TI's OMAP 4430: CPU And GPU Performance
CPU Horsepower: Closer to A5 Than Tegra 2
As we’ve mentioned in the past, mobile devices like smartphones and tablets use highly integrated logic referred to as SoCs to minimize physical footprints and power consumption, all the while optimizing for performance and functionality. By putting execution resource, graphics processing, system memory, and several other subsystems in a single ASIC, data transfers can be achieved more efficiently without soldering a bunch of separate chips onto a PCB. Incidentally, the same SoC term applies to modern desktop processors like Intel's Sandy Bridge- and AMD's Bulldozer-based chips, which combine cores, cache, memory controllers, and other capabilities.
The Kindle Fire uses TI's OMAP (Open Multimedia Application Platform) 4430 SoC. We haven't had as much experience with this specific piece of hardware, but the underlying technology is similar to the more familiar Tegra 2 and A5 in that all three employ dual-core Cortex-A9s clocked at 1 GHz.
| SoC | Apple A4 | Apple A5 | Nvidia Tegra 2 | TI OMAP 4430 |
|---|---|---|---|---|
| Processor | 1 GHz ARM Cortex-A8 (single-core) | 1 GHz ARM Cortex-A9 (dual-core) | 1 GHz ARM Cortex-A9 (dual-core) | 1 GHz ARM Cortex-A9 (dual-core) |
| Memory | 256 MB 333 MHz LP-DDR (single-channel) | 512 MB 1066 MHz LP-DDR2 (dual-channel) | 1 GB 667 MHz LP-DDR2 (single-channel) | 512 MB 400 MHz LP-DDR (dual-channel) |
| Graphics | PowerVR SGX535 (single-core) | PowerVR SGX545MP2 (dual-core) | ULP GeForce (single-core) | PowerVR SGX540(single-core) |
| L1 Cache(Instruction/Data) | 32 KB / 32 KB | 32 KB / 32 KB | 32 KB / 32 KB | 32 KB / 32 KB |
| L2 Cache | 640 KB | 1 MB | 1 MB | 1 MB |
Given the common CPU architecture, it shouldn't be a surprise that Linpack generates the same score on Amazon's Kindle Fire as it does on our Tegra 2-based Xoom.
Even so, the OMAP 4430 has more in common with Apple's A5 than it does with the Tegra 2. Why is this? Apple and TI both use A9s with an ARM SIMD engine, better known as NEON. It's capable of decoding MP3s on an ARM CPU running as slow as 10 MHz, which provides added benefits in power savings. Why don't all SoCs feature the Advanced SIMD extension?
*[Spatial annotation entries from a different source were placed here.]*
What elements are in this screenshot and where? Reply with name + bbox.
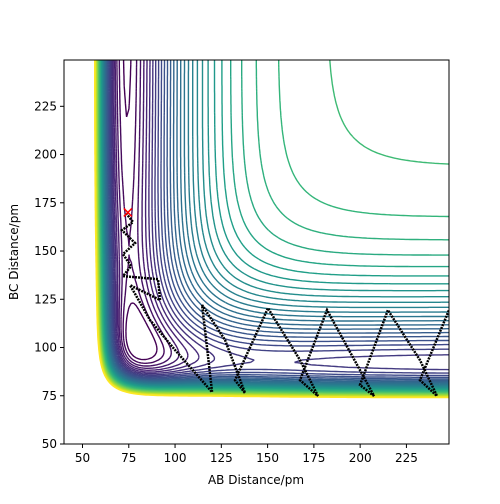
x-tick-label: 100 — [164, 451, 187, 465]
contour-line — [116, 60, 172, 367]
y-tick-label: 50 — [42, 437, 57, 451]
y-tick-label: 150 — [34, 244, 57, 258]
y-tick-label: 175 — [34, 196, 57, 210]
trajectory-line — [120, 212, 449, 397]
contour-line — [103, 60, 449, 385]
y-tick-label: 125 — [34, 292, 57, 306]
x-tick-label: 175 — [302, 451, 325, 465]
contour-line — [104, 60, 449, 384]
x-tick-label: 200 — [349, 451, 372, 465]
start-marker — [123, 207, 133, 217]
y-axis-label: BC Distance/pm — [7, 204, 21, 300]
contour-line — [109, 60, 449, 376]
contour-line — [94, 60, 449, 398]
contour-line — [107, 60, 449, 378]
y-tick-label: 100 — [34, 341, 57, 355]
contour-line — [94, 60, 449, 399]
contour-line — [97, 60, 449, 394]
contour-line — [98, 60, 449, 393]
contour-line — [122, 60, 158, 361]
contour-line — [111, 60, 200, 373]
contour-line — [110, 60, 216, 375]
axes-frame — [63, 59, 450, 445]
x-axis-label: AB Distance/pm — [208, 473, 304, 487]
y-tick-label: 225 — [34, 99, 57, 113]
mark-layer — [120, 207, 449, 397]
contour-line — [97, 60, 449, 395]
y-tick-label: 75 — [42, 389, 57, 403]
y-tick-label: 200 — [34, 148, 57, 162]
contour-line — [98, 60, 449, 393]
x-tick-label: 50 — [75, 451, 90, 465]
contour-line — [94, 60, 449, 398]
contour-line — [108, 60, 449, 377]
contour-line — [113, 60, 189, 371]
x-tick-label: 75 — [121, 451, 136, 465]
contour-line — [97, 60, 449, 394]
x-tick-label: 150 — [256, 451, 279, 465]
x-tick-label: 125 — [210, 451, 233, 465]
contour-line — [114, 60, 180, 369]
x-tick-label: 225 — [395, 451, 418, 465]
contour-layer — [94, 60, 449, 399]
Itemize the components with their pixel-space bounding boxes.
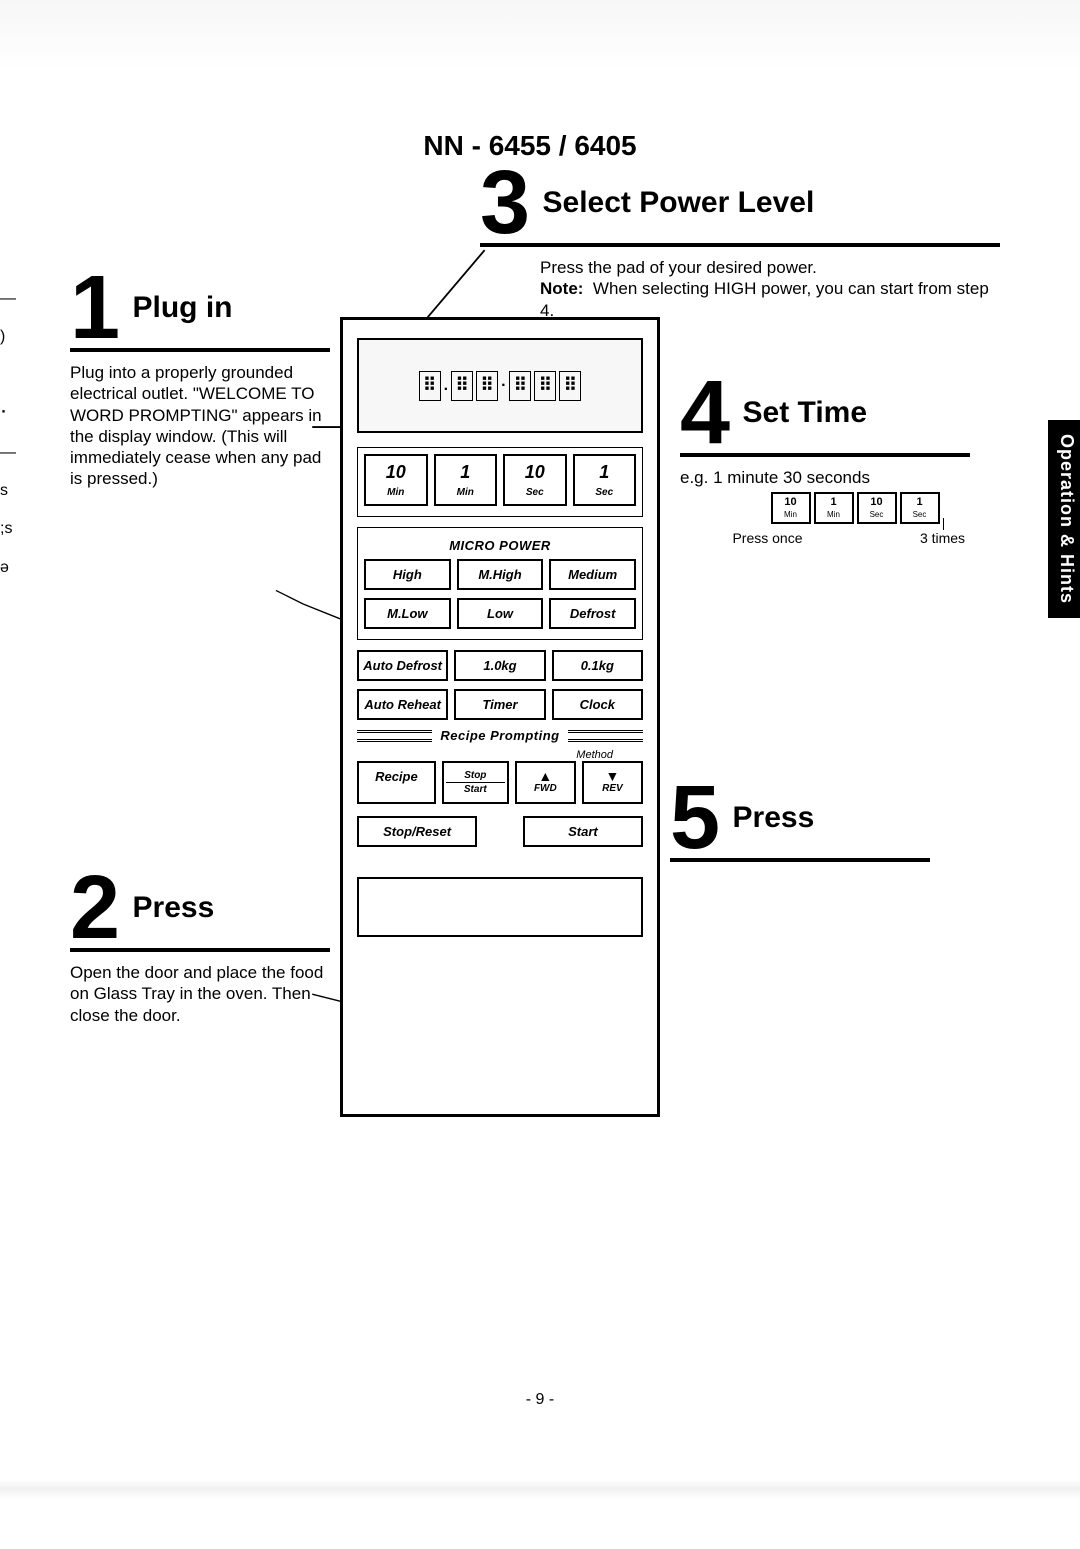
step3-body: Press the pad of your desired power. Not… [480, 257, 1000, 321]
clock-button[interactable]: Clock [552, 689, 643, 720]
recipe-prompting-text: Recipe Prompting [440, 728, 559, 743]
model-number: NN - 6455 / 6405 [40, 130, 1020, 162]
display-digit-icon: ⠿ [419, 371, 441, 401]
power-medium-button[interactable]: Medium [549, 559, 636, 590]
control-panel: ⠿ . ⠿ ⠿ · ⠿ ⠿ ⠿ 10Min 1Min 10Sec 1Sec [340, 317, 660, 1117]
auto-reheat-button[interactable]: Auto Reheat [357, 689, 448, 720]
timer-button[interactable]: Timer [454, 689, 545, 720]
power-mlow-button[interactable]: M.Low [364, 598, 451, 629]
step5-number: 5 [670, 782, 720, 854]
step4-number: 4 [680, 377, 730, 449]
rev-label: REV [586, 783, 639, 794]
step4-press-labels: Press once 3 times [680, 530, 1030, 546]
display-digit-icon: ⠿ [534, 371, 556, 401]
step4-example: e.g. 1 minute 30 seconds [680, 467, 1030, 488]
step3-note-body: When selecting HIGH power, you can start… [540, 279, 989, 319]
time-pad-1sec[interactable]: 1Sec [573, 454, 637, 506]
step3-body-text: Press the pad of your desired power. [540, 258, 817, 277]
step1-title: Plug in [133, 291, 233, 325]
time-pad-10min[interactable]: 10Min [364, 454, 428, 506]
step3-title: Select Power Level [543, 186, 815, 220]
weight-1kg-button[interactable]: 1.0kg [454, 650, 545, 681]
display-dot: · [501, 377, 506, 395]
mini-pad-1sec: 1Sec [900, 492, 940, 524]
fwd-label: FWD [519, 783, 572, 794]
stop-reset-button[interactable]: Stop/Reset [357, 816, 477, 847]
step2-title: Press [133, 891, 215, 925]
step2-number: 2 [70, 872, 120, 944]
recipe-start-label: Start [446, 783, 505, 796]
step2-body: Open the door and place the food on Glas… [70, 962, 330, 1026]
recipe-prompting-label: Recipe Prompting [357, 728, 643, 743]
step4-press-3times: 3 times [855, 530, 1030, 546]
display-digit-icon: ⠿ [509, 371, 531, 401]
step5-title: Press [733, 801, 815, 835]
display-digit-icon: ⠿ [559, 371, 581, 401]
step4-time-pads: 10Min 1Min 10Sec 1Sec [680, 492, 1030, 524]
step1-body: Plug into a properly grounded electrical… [70, 362, 330, 490]
left-edge-crop-chars: —) ⠂—s;sə [0, 280, 16, 587]
power-mhigh-button[interactable]: M.High [457, 559, 544, 590]
method-fwd-button[interactable]: ▲ FWD [515, 761, 576, 804]
step-3: 3 Select Power Level Press the pad of yo… [480, 167, 1000, 321]
recipe-stop-start-button[interactable]: Stop Start [442, 761, 509, 804]
step-4: 4 Set Time e.g. 1 minute 30 seconds 10Mi… [680, 377, 1030, 546]
content-area: 1 Plug in Plug into a properly grounded … [40, 222, 1020, 1222]
section-tab: Operation & Hints [1048, 420, 1080, 618]
step1-number: 1 [70, 272, 120, 344]
display-digit-icon: ⠿ [476, 371, 498, 401]
step-2: 2 Press Open the door and place the food… [70, 872, 330, 1026]
micro-power-label: MICRO POWER [364, 538, 636, 553]
step-1: 1 Plug in Plug into a properly grounded … [70, 272, 330, 490]
step4-press-once: Press once [680, 530, 855, 546]
power-low-button[interactable]: Low [457, 598, 544, 629]
method-rev-button[interactable]: ▼ REV [582, 761, 643, 804]
auto-defrost-button[interactable]: Auto Defrost [357, 650, 448, 681]
down-arrow-icon: ▼ [586, 769, 639, 783]
display-dot: . [444, 377, 448, 395]
step-5: 5 Press [670, 782, 970, 870]
page-number: - 9 - [0, 1391, 1080, 1409]
recipe-button[interactable]: Recipe [357, 761, 436, 804]
time-pad-10sec[interactable]: 10Sec [503, 454, 567, 506]
step4-title: Set Time [743, 396, 868, 430]
power-defrost-button[interactable]: Defrost [549, 598, 636, 629]
manual-page: —) ⠂—s;sə NN - 6455 / 6405 1 Plug in Plu… [0, 0, 1080, 1549]
power-high-button[interactable]: High [364, 559, 451, 590]
mini-pad-10sec: 10Sec [857, 492, 897, 524]
door-release-bar[interactable] [357, 877, 643, 937]
display-window: ⠿ . ⠿ ⠿ · ⠿ ⠿ ⠿ [357, 338, 643, 433]
step3-rule [480, 243, 1000, 247]
step3-note-label: Note: [540, 279, 583, 298]
step3-number: 3 [480, 167, 530, 239]
time-pad-1min[interactable]: 1Min [434, 454, 498, 506]
time-pad-group: 10Min 1Min 10Sec 1Sec [357, 447, 643, 517]
micro-power-group: MICRO POWER High M.High Medium M.Low Low… [357, 527, 643, 640]
display-digit-icon: ⠿ [451, 371, 473, 401]
spacer [483, 816, 517, 847]
weight-0.1kg-button[interactable]: 0.1kg [552, 650, 643, 681]
mini-pad-1min: 1Min [814, 492, 854, 524]
method-label: Method [357, 749, 643, 761]
recipe-stop-label: Stop [446, 769, 505, 783]
mini-pad-10min: 10Min [771, 492, 811, 524]
start-button[interactable]: Start [523, 816, 643, 847]
up-arrow-icon: ▲ [519, 769, 572, 783]
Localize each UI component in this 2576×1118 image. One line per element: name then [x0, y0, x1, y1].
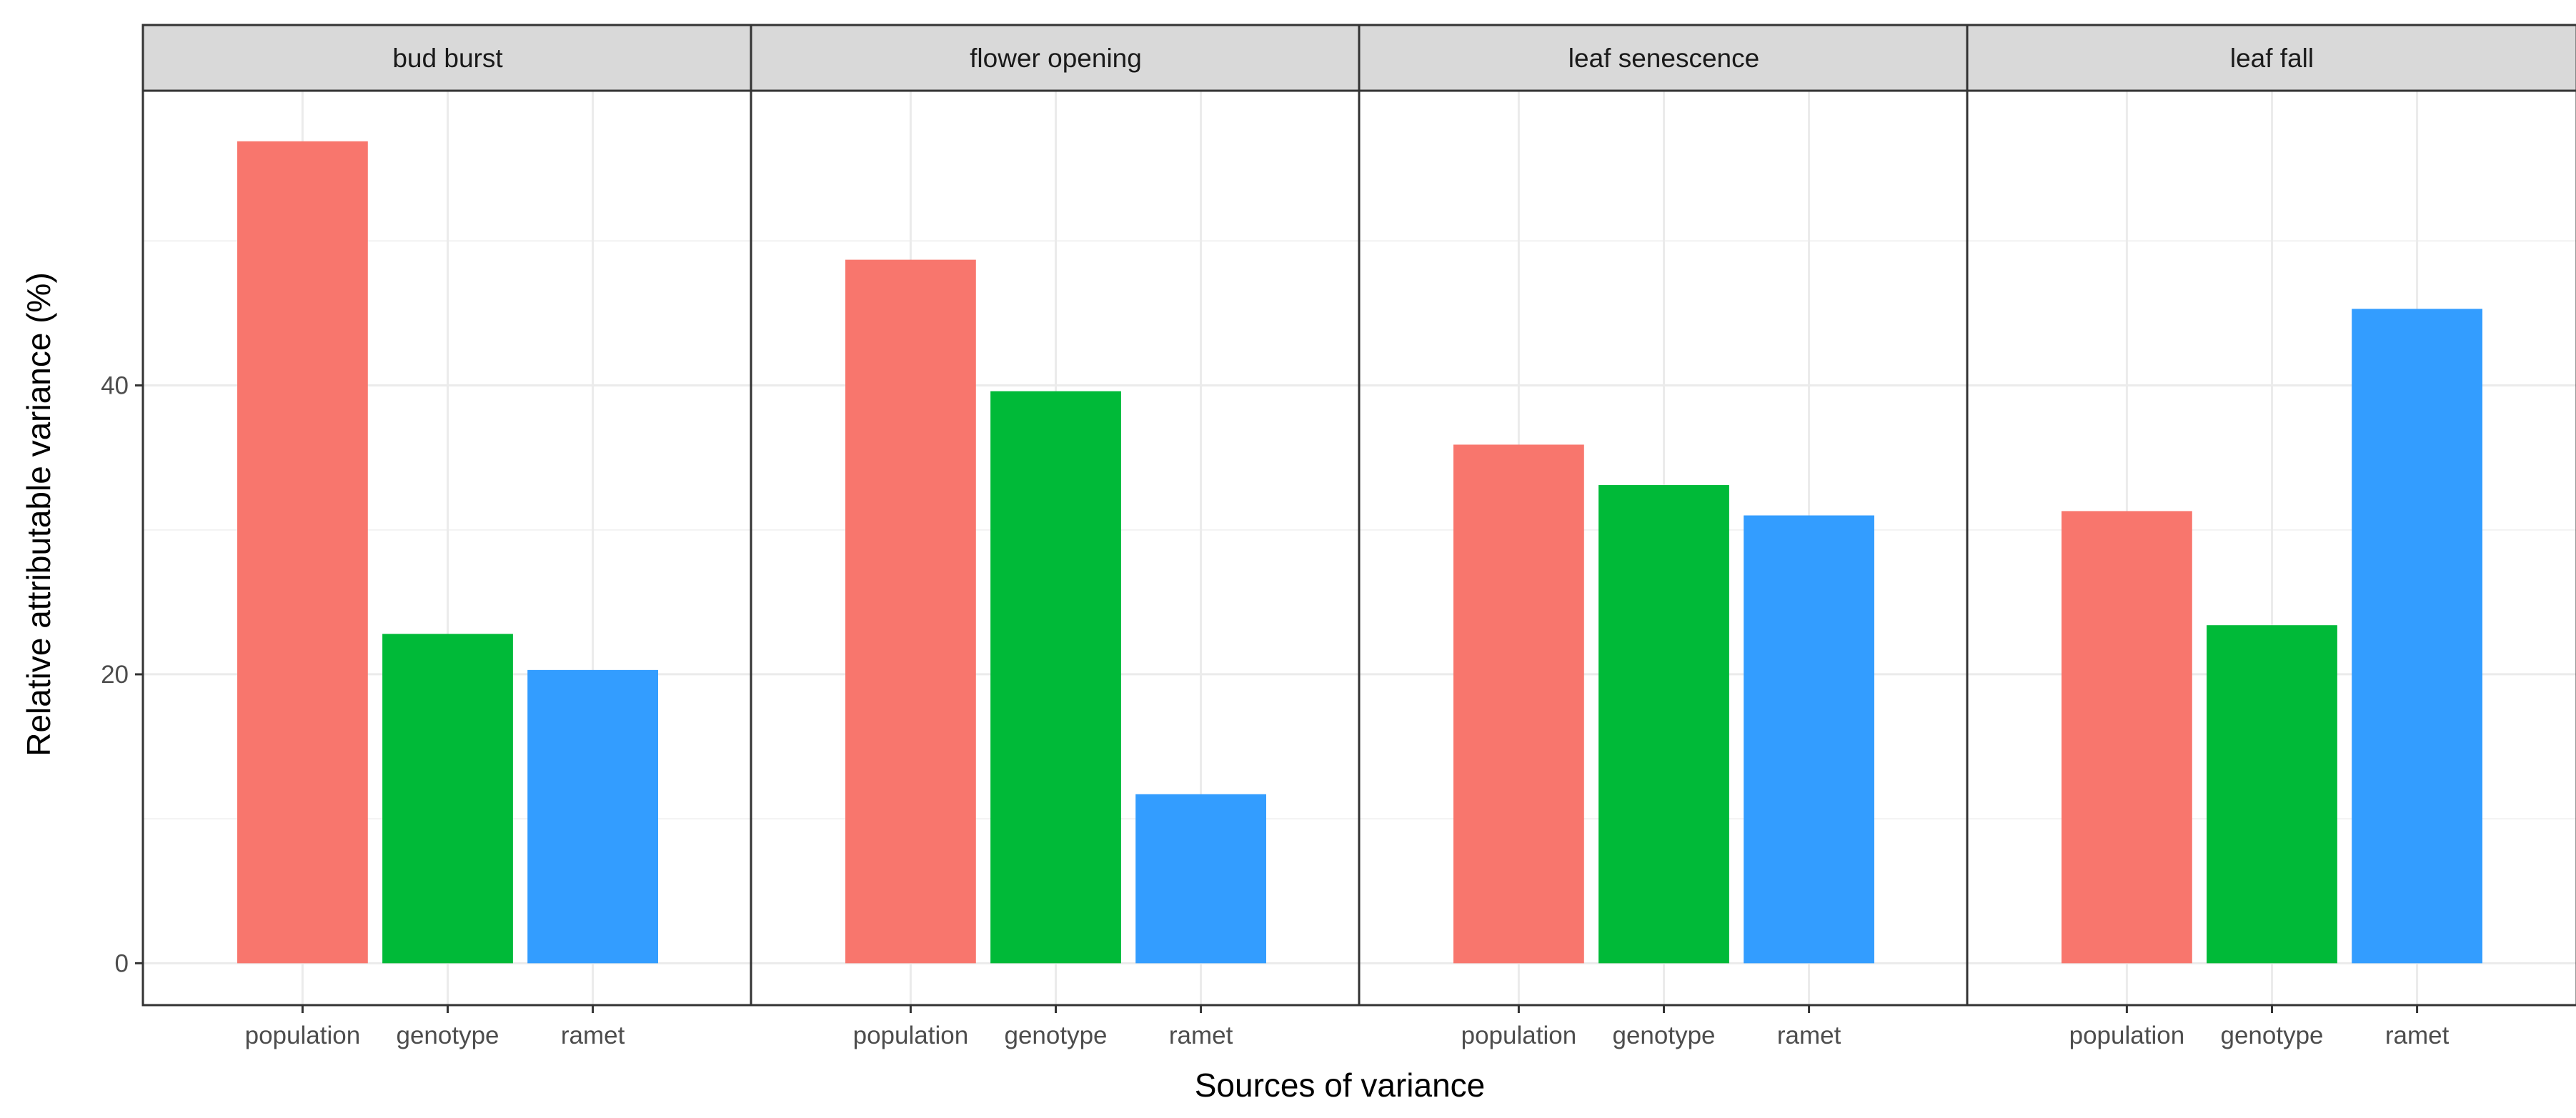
facet-strip-label: leaf senescence	[1568, 44, 1759, 73]
bar-ramet	[2352, 309, 2482, 964]
bar-ramet	[527, 669, 658, 964]
bar-genotype	[382, 634, 513, 964]
x-axis-title: Sources of variance	[1195, 1067, 1486, 1104]
x-tick-label: population	[853, 1022, 969, 1049]
x-tick-label: ramet	[1777, 1022, 1841, 1049]
x-tick-label: genotype	[1612, 1022, 1715, 1049]
bar-genotype	[1598, 485, 1729, 964]
x-tick-label: ramet	[561, 1022, 625, 1049]
bar-ramet	[1744, 515, 1874, 964]
y-tick-label: 40	[101, 372, 129, 400]
x-tick-label: population	[245, 1022, 361, 1049]
x-tick-label: population	[1461, 1022, 1577, 1049]
x-tick-label: genotype	[2220, 1022, 2323, 1049]
y-tick-label: 0	[115, 949, 129, 977]
bar-genotype	[990, 391, 1121, 964]
bar-population	[237, 141, 368, 964]
x-tick-label: ramet	[2385, 1022, 2450, 1049]
x-tick-label: genotype	[1004, 1022, 1107, 1049]
x-tick-label: ramet	[1169, 1022, 1233, 1049]
facet-strip	[750, 24, 1362, 92]
facet-panel-0: bud burst population genotype ramet	[141, 24, 754, 1049]
y-tick-label: 20	[101, 661, 129, 689]
facet-strip-label: leaf fall	[2230, 44, 2314, 73]
x-tick-label: population	[2069, 1022, 2185, 1049]
facet-strip	[1966, 24, 2576, 92]
bar-population	[845, 259, 976, 964]
facet-strip-label: flower opening	[970, 44, 1142, 73]
facet-panel-2: leaf senescence population genotype ramet	[1358, 24, 1970, 1049]
bar-ramet	[1135, 794, 1266, 964]
facet-panel-3: leaf fall population genotype ramet	[1966, 24, 2576, 1049]
facet-panel-1: flower opening population genotype ramet	[750, 24, 1362, 1049]
bar-population	[2062, 511, 2192, 964]
y-axis: 0 20 40	[101, 372, 143, 977]
bar-genotype	[2207, 625, 2337, 964]
x-tick-label: genotype	[396, 1022, 499, 1049]
y-axis-title: Relative attributable variance (%)	[20, 272, 57, 757]
bar-population	[1453, 444, 1584, 964]
facet-strip	[141, 24, 754, 92]
facet-strip-label: bud burst	[392, 44, 503, 73]
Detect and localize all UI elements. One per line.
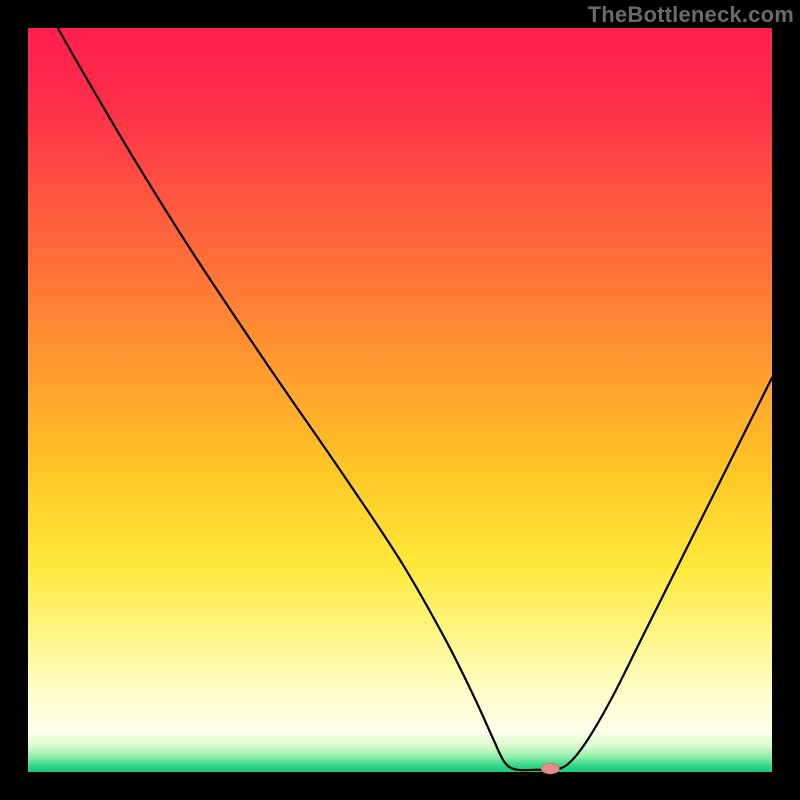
chart-container: TheBottleneck.com [0,0,800,800]
bottleneck-chart [0,0,800,800]
watermark-text: TheBottleneck.com [588,2,794,28]
chart-plot-area [28,28,772,772]
optimal-point-marker [541,763,559,773]
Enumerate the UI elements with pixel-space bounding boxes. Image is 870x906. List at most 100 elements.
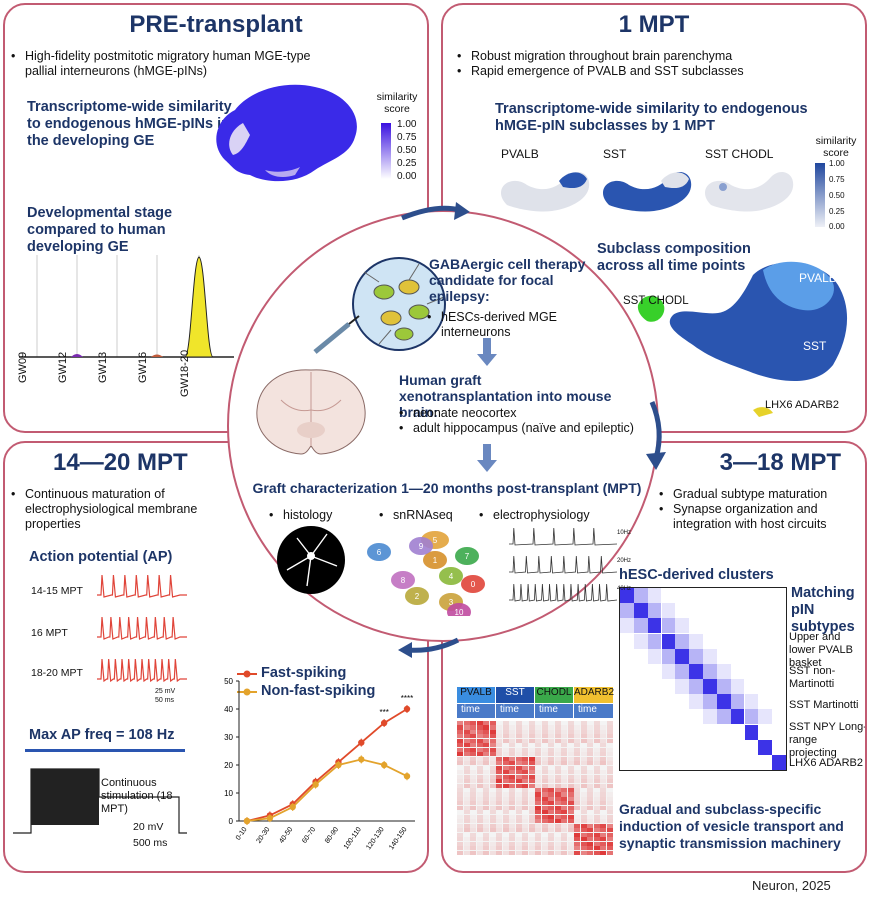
heatmap-cell — [509, 729, 516, 734]
heatmap-cell — [502, 721, 509, 726]
heatmap-cell — [463, 761, 470, 766]
heatmap-cell — [476, 774, 483, 779]
heatmap-cell — [606, 837, 613, 842]
heatmap-cell — [470, 774, 477, 779]
mpt1-umap-chodl — [705, 172, 794, 212]
heatmap-cell — [554, 850, 561, 855]
ephys-traces — [509, 527, 617, 602]
heatmap-cell — [606, 783, 613, 788]
heatmap-cell — [593, 729, 600, 734]
heatmap-cell — [457, 743, 464, 748]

Architecturally, it imposes a physically larger and more costly SoC.
GPU: Better Than A4, Worse Than A5
On the graphics side, the OMAP 4430 employs Imagination Technology's PowerVR SGX 540. This should be familiar because it's derived from the same architecture as the GPUs found in Apple's A4 and A5. The key difference is in the shaders.
| GPU Subsystem(System-on-Chip) | PowerVR SGX 535(Apple A4) | PowerVR SGX 540(OMAP 4430) | PowerVR SGX 543(Apple A5) |
|---|---|---|---|
| SIMD | USSE | USSE | USSE2 |
| Pipelines | 2 | 4 | 4 |
| TMUs | 2 | 2 | 2 |
| Bus Width (in bits) | 64 | 64 | 64 |
| Triangle rate @ 200 MHz | 14 MTriangles/s | 28 MTriangles/s | 35 MTriangles/s |
The SGX 543 in the A5 includes four USSE2 (Universal Scalable Shader Engine 2.0) pipes. In comparison, the SGX 540 has the same number of pipes but uses the older USSE design. The SGX 535 hails from the same GPU generation as the SGX 540, but it only has two USSE pipes.
While the architecture is interesting, performance data is what we're after, which is why we're turning to GLBenchmark.
The OMAP 4430 falls expectedly between the A4 and A5. Though it's probably shocking to see the SGX 540 outperform Nvidia's ULP GeForce by such a large margin, remember that GLBenchmark tests at a device's native resolution. On our Tegra 2-based tablets, that's always 1280x800. Meanwhile, the Kindle Fire only has to do its work at 1024x600.
We can get normalize for that resolution issue by looking at the off-screen tests set to 720p. Based on those results, we see the SGX 540 core performing similarly as Tegra 2's ULP GeForce.